O HIV é um vírus simples de RNA, mas ele se multiplica e é mutável. Ou seja, se eu vivesse com HIV, o meu vírus seria diferente do seu, porque ele tem as próprias modificações. No Estudo Mosaico [realizado em oito países da Europa e Américas, incluindo os Estados Unidos, de 2019 a 2023] tentaram englobar vários tipos de vírus mais comuns para criar uma vacina. Na metade do estudo, fizeram uma análise preliminar para ver se estava protegendo ou não. Um grupo tomava a vacina e outro tomava PrEP. Viram que o grupo de PrEP estava mais protegido que o da vacina. A dificuldade do HIV é que são vários tipos e subtipos, ou seja, não será uma vacina única que conseguirá nos proteger de todos. Além disso, esse é um vírus que tem facilidade de se esconder do sistema imunológico. Ele pode ficar escondido nos gânglios, no cérebro, nas gônadas, no fígado, onde o medicamento não consegue entrar, em reservatórios. Sobre a possibilidade de cura, nesse caminho, o pesquisador Ricardo Dias, da Universidade Federal de São Paulo (Unifesp), avalia como retirar esses vírus dos reservatórios para que o medicamento consiga agir. No entanto, se tiver cura ou não, a aids vai continuar existindo. Desigualdade econômica e de acesso à saúde, e a serviços básicos, matam tanto ou mais que o vírus em si.  

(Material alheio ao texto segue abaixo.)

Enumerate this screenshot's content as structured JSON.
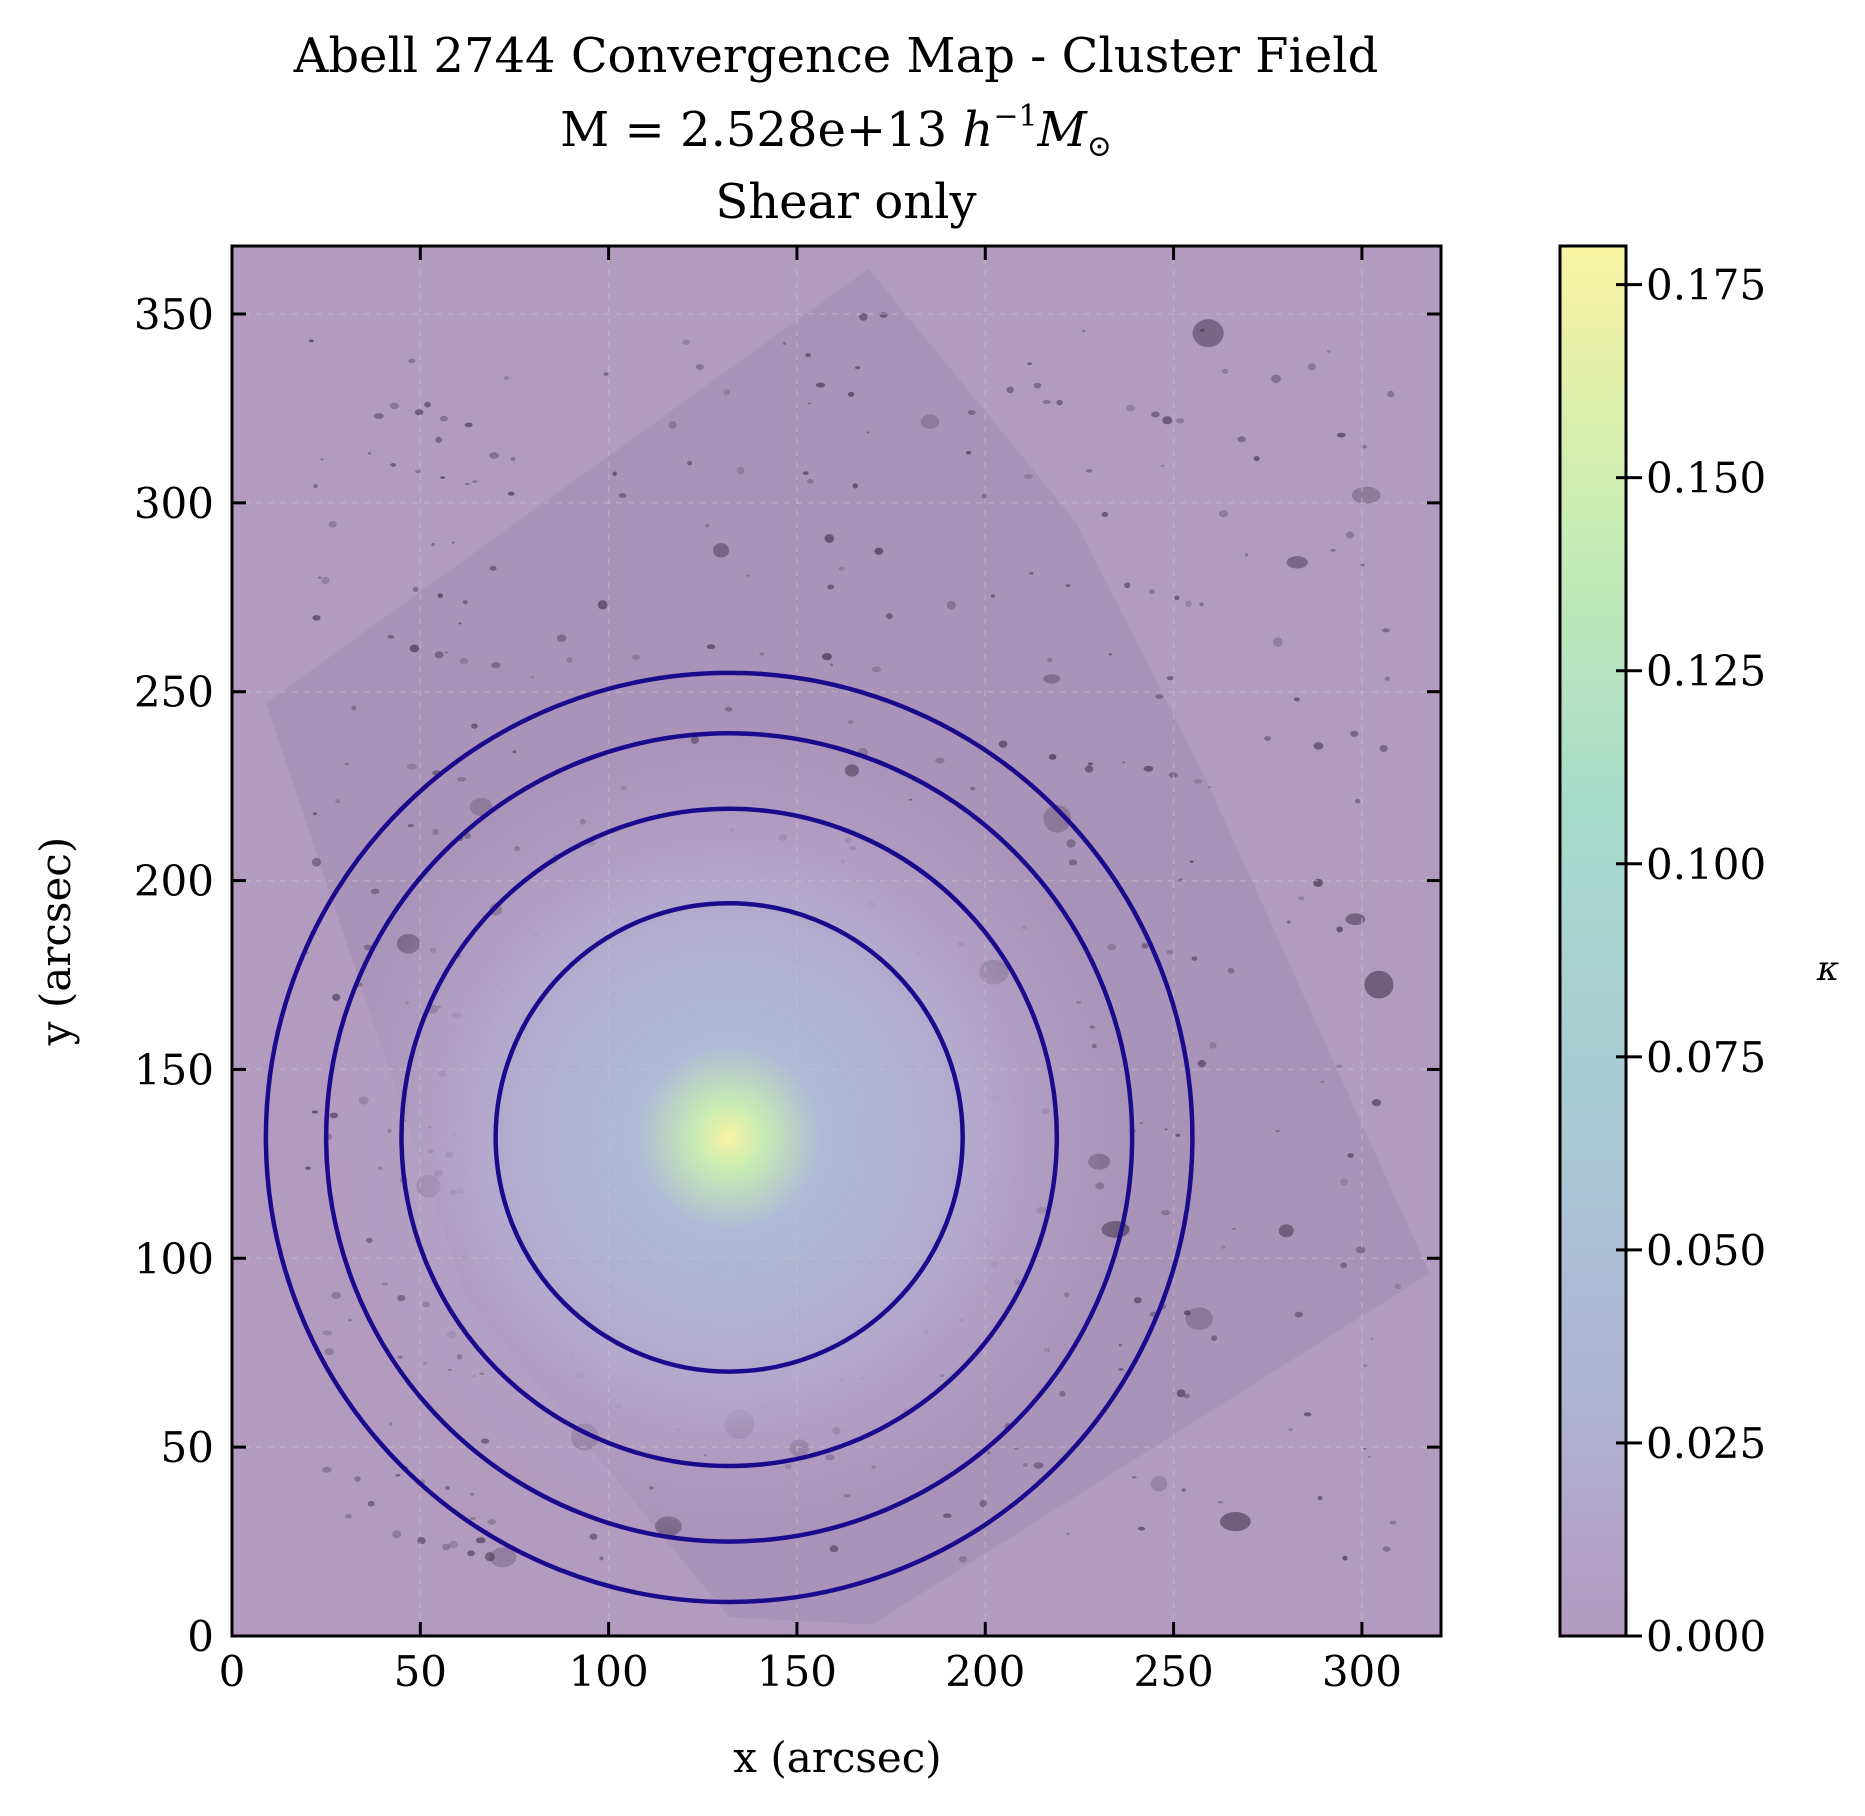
{
  "chart_data": {
    "type": "heatmap",
    "title": "Abell 2744 Convergence Map - Cluster Field",
    "subtitle_prefix": "M = 2.528e+13 ",
    "subtitle_units_h": "h",
    "subtitle_units_exp": "−1",
    "subtitle_units_m": "M",
    "subtitle_units_sun": "⊙",
    "subtitle2": "Shear only",
    "xlabel": "x (arcsec)",
    "ylabel": "y (arcsec)",
    "xlim": [
      0,
      321
    ],
    "ylim": [
      0,
      368
    ],
    "xticks": [
      0,
      50,
      100,
      150,
      200,
      250,
      300
    ],
    "yticks": [
      0,
      50,
      100,
      150,
      200,
      250,
      300,
      350
    ],
    "grid": true,
    "peak": {
      "x": 132,
      "y": 132,
      "kappa": 0.18
    },
    "circles": {
      "center": [
        132,
        132
      ],
      "radii_arcsec": [
        62,
        87,
        107,
        123
      ],
      "color": "#1a0a8c"
    },
    "colorbar": {
      "label": "κ",
      "min": 0.0,
      "max": 0.18,
      "ticks": [
        0.0,
        0.025,
        0.05,
        0.075,
        0.1,
        0.125,
        0.15,
        0.175
      ],
      "tick_labels": [
        "0.000",
        "0.025",
        "0.050",
        "0.075",
        "0.100",
        "0.125",
        "0.150",
        "0.175"
      ],
      "colors": [
        "#b39bc0",
        "#aeb6d4",
        "#a8cbd3",
        "#a7dccb",
        "#c8ecb3",
        "#f9f3a2"
      ]
    },
    "background_color": "#b39bc0"
  }
}
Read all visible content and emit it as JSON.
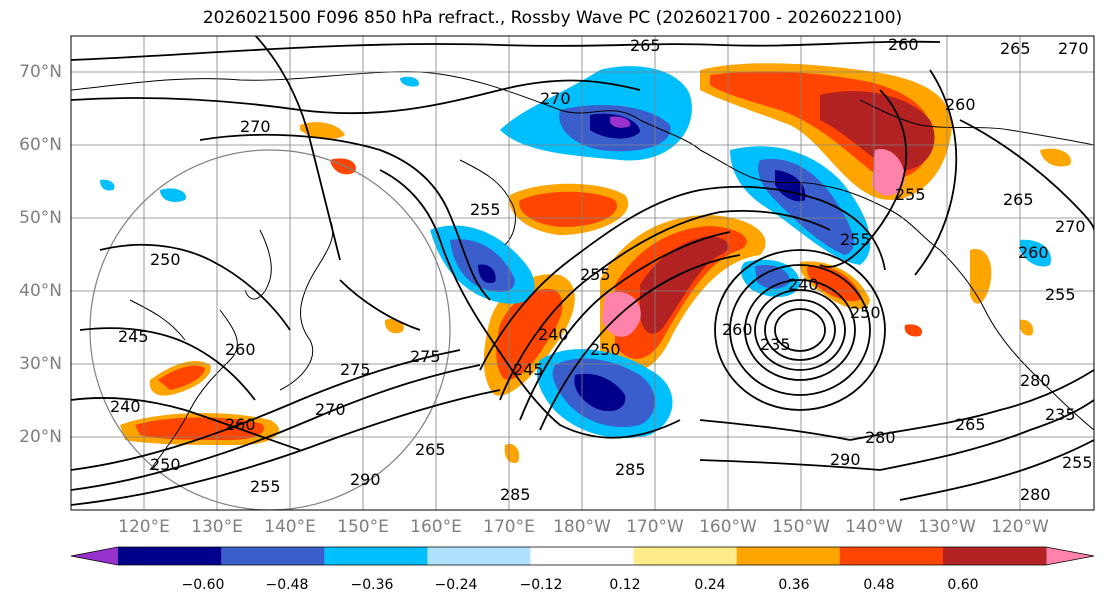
{
  "title": "2026021500 F096 850 hPa refract., Rossby Wave PC (2026021700 - 2026022100)",
  "lat_labels": [
    "70°N",
    "60°N",
    "50°N",
    "40°N",
    "30°N",
    "20°N"
  ],
  "lon_labels": [
    "120°E",
    "130°E",
    "140°E",
    "150°E",
    "160°E",
    "170°E",
    "180°W",
    "170°W",
    "160°W",
    "150°W",
    "140°W",
    "130°W",
    "120°W"
  ],
  "colorbar": {
    "colors": [
      "#9932cc",
      "#00008b",
      "#3a5fcd",
      "#00bfff",
      "#b0e2ff",
      "#ffffff",
      "#ffec8b",
      "#ffa500",
      "#ff4500",
      "#b22222",
      "#ff82ab"
    ],
    "tick_labels": [
      "−0.60",
      "−0.48",
      "−0.36",
      "−0.24",
      "−0.12",
      "0.12",
      "0.24",
      "0.36",
      "0.48",
      "0.60"
    ]
  },
  "contour_labels": [
    "265",
    "260",
    "265",
    "270",
    "270",
    "260",
    "270",
    "255",
    "255",
    "255",
    "265",
    "270",
    "250",
    "260",
    "255",
    "240",
    "250",
    "250",
    "260",
    "240",
    "255",
    "245",
    "275",
    "275",
    "260",
    "235",
    "245",
    "260",
    "280",
    "290",
    "285",
    "270",
    "265",
    "255",
    "240",
    "280",
    "265",
    "250",
    "290",
    "285",
    "280",
    "235",
    "255"
  ]
}
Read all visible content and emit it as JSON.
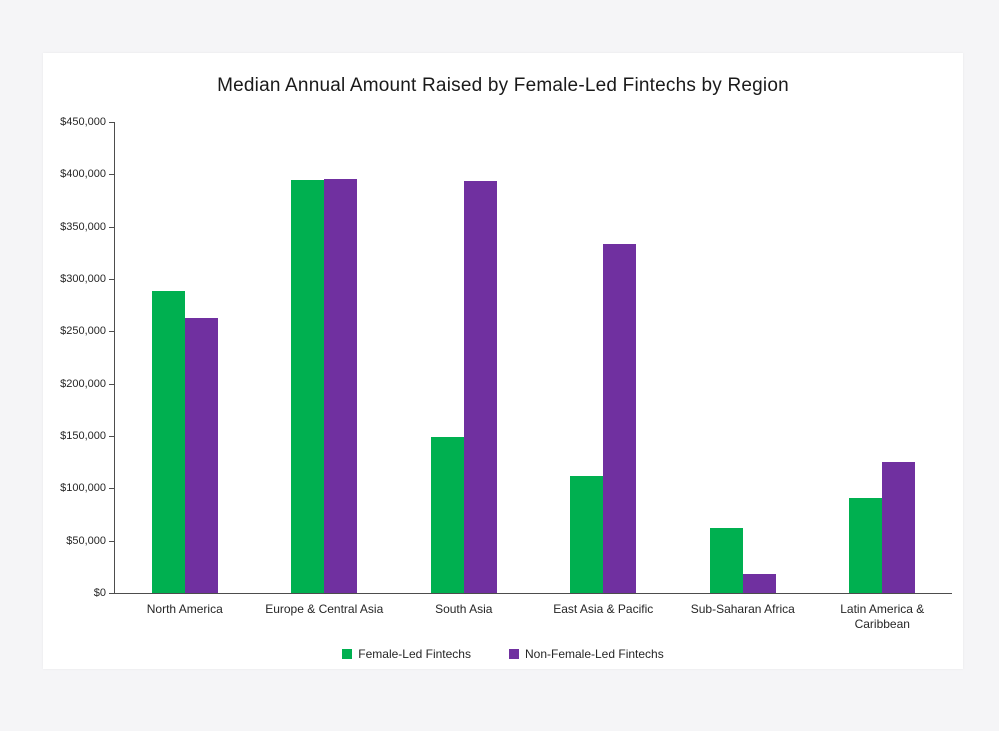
{
  "window": {
    "background_color": "#f5f5f7",
    "card_background_color": "#ffffff"
  },
  "chart_data": {
    "type": "bar",
    "title": "Median Annual Amount Raised by Female-Led Fintechs by Region",
    "categories": [
      "North America",
      "Europe & Central Asia",
      "South Asia",
      "East Asia & Pacific",
      "Sub-Saharan Africa",
      "Latin America & Caribbean"
    ],
    "series": [
      {
        "name": "Female-Led Fintechs",
        "color": "#00B050",
        "values": [
          288500,
          394500,
          149000,
          111500,
          62500,
          90500
        ]
      },
      {
        "name": "Non-Female-Led Fintechs",
        "color": "#7030A0",
        "values": [
          263000,
          396000,
          393500,
          333000,
          18500,
          125000
        ]
      }
    ],
    "y_axis": {
      "min": 0,
      "max": 450000,
      "step": 50000,
      "tick_labels": [
        "$0",
        "$50,000",
        "$100,000",
        "$150,000",
        "$200,000",
        "$250,000",
        "$300,000",
        "$350,000",
        "$400,000",
        "$450,000"
      ]
    },
    "grid": false,
    "legend_position": "bottom",
    "axis_color": "#4d4d4d",
    "text_color": "#262626"
  }
}
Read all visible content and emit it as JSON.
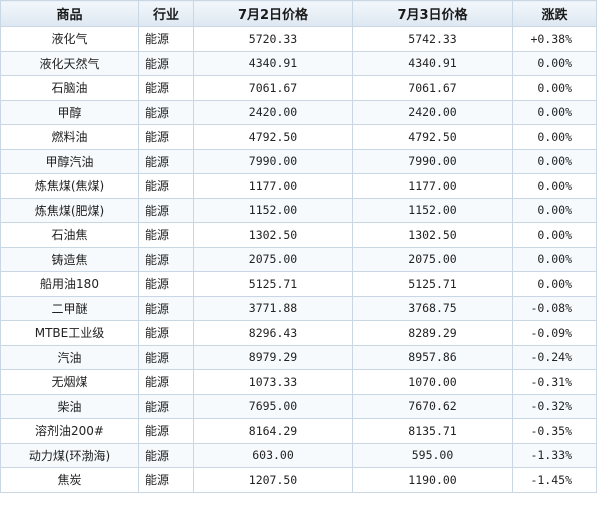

DEMOCRATIZAR A PREVENÇÃO  

O Brasil tem um dos melhores sistemas de saúde pública, referência no tratamento de HIV. Hoje a prevenção não é só a camisinha, um ótimo método, mas que para funcionar tem que usar. Já são 40 anos falando da camisinha e a epidemia de HIV ainda não está controlada. Então, precisamos de outras ações. A prevenção combinada é o conjunto de prevenções, a PrEP e o PEP [Profilaxia Pós-Exposição, uma medida de prevenção de urgência para ser utilizada em situação de risco à infecção pelo HIV]. São Paulo é referência por ser a cidade do país que mais oferta PrEP. Não à toa, houve uma queda de 54% dos casos nos últimos anos. Você pode fazer uma consulta online com médicos, enfermeiros, profissionais de saúde da prefeitura, recebe uma receita com QR code, depois adquire o PrEP ou PEP em uma das máquinas instaladas nas estações de transporte público. Todos os países do mundo que estão conseguindo frear a epidemia de HIV-aids, estão ofertando PrEP. Pensando em política pública, é muito mais barato prevenir do que tratar sequelas. Então, isso precisa ser cada vez mais democratizado.